Dave: We knew we wanted Putt Nutz to be a fast-paced, console-style game to contrast all of the slower-paced golfing simulations on the market today. The best way to ensure this happened was to develop on a console. The commercial availability of the Linux Kit for PlayStation 2 was instrumental in allowing us to build a prototype of our game so we could convince Sony that the game was worthy of being made. After showing them the game at E3 2003 running on the Linux Kit, they agreed, and got us our start. That was one of the more memorable meetings for us, for sure.

How long has Black Mountain Games been around? What's a brief history of the company?

Dave: Black Mountain Games is an independently owned video game development studio founded in December 2002. The studio is located in San Diego, California. Our focus is on creating fun, family friendly games.

Black Mountain Games is a licensed Sony PlayStation 2 developer, and makes games for the Sony PS2, PC/CD-ROM, and Sony PSP utilizing our own proprietary multi-platform game engine technology.

What advice would you give other developers looking to license with Sony?

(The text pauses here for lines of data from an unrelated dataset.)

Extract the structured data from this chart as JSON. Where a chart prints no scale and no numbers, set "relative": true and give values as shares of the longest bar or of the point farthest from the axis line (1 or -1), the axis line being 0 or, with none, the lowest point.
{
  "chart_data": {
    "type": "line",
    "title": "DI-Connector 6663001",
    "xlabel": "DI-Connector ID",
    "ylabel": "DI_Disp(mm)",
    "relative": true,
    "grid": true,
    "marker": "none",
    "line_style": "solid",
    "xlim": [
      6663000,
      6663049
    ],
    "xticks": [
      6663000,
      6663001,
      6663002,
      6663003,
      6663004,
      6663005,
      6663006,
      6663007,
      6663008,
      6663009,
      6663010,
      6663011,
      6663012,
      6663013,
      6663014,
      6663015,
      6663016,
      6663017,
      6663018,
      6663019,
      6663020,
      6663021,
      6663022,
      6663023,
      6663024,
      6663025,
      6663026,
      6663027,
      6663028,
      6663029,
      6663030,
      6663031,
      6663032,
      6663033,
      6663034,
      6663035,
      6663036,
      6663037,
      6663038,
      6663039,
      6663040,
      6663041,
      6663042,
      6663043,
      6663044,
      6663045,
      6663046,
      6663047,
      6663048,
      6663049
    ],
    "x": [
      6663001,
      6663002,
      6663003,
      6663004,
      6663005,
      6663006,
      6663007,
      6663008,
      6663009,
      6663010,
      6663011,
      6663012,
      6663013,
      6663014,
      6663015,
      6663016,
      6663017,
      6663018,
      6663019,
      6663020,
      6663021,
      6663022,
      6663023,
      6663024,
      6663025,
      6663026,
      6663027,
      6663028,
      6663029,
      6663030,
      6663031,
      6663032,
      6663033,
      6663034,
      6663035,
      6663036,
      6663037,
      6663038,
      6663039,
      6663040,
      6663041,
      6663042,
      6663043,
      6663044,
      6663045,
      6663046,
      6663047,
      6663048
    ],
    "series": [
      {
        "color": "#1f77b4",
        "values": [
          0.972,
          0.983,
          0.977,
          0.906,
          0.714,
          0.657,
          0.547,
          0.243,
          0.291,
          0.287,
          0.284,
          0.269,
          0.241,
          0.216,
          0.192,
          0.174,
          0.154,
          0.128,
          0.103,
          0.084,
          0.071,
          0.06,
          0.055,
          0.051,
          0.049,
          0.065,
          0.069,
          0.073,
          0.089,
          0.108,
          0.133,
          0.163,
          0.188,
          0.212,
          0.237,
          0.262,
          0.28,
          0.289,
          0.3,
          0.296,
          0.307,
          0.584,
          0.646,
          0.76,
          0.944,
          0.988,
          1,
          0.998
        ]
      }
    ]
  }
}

Dave: We can't speak for Sony, but they always seemed to be interested in the whole picture. Make sure you have a running prototype that clearly demonstrates the unique concepts, a team in place or in mind, and a business plan to back it up.

What's it like being an independent computer games developer  and an independent console games developer?

Dave: We decided early on that we wanted to be cross-platform developers, and the engine we built enables us to do just that.

What's the one thing about the way you develop games that you think helps you do your job best?

Dave: We use rapid prototyping to make sure concepts work before we polish them, and we get people to play Putt Nutz on a regular basis to keep us well grounded.

What's next for you guys?

Dave: We have a lot of ideas, but finding a publisher for Putt Nutz is our sole focus at this point.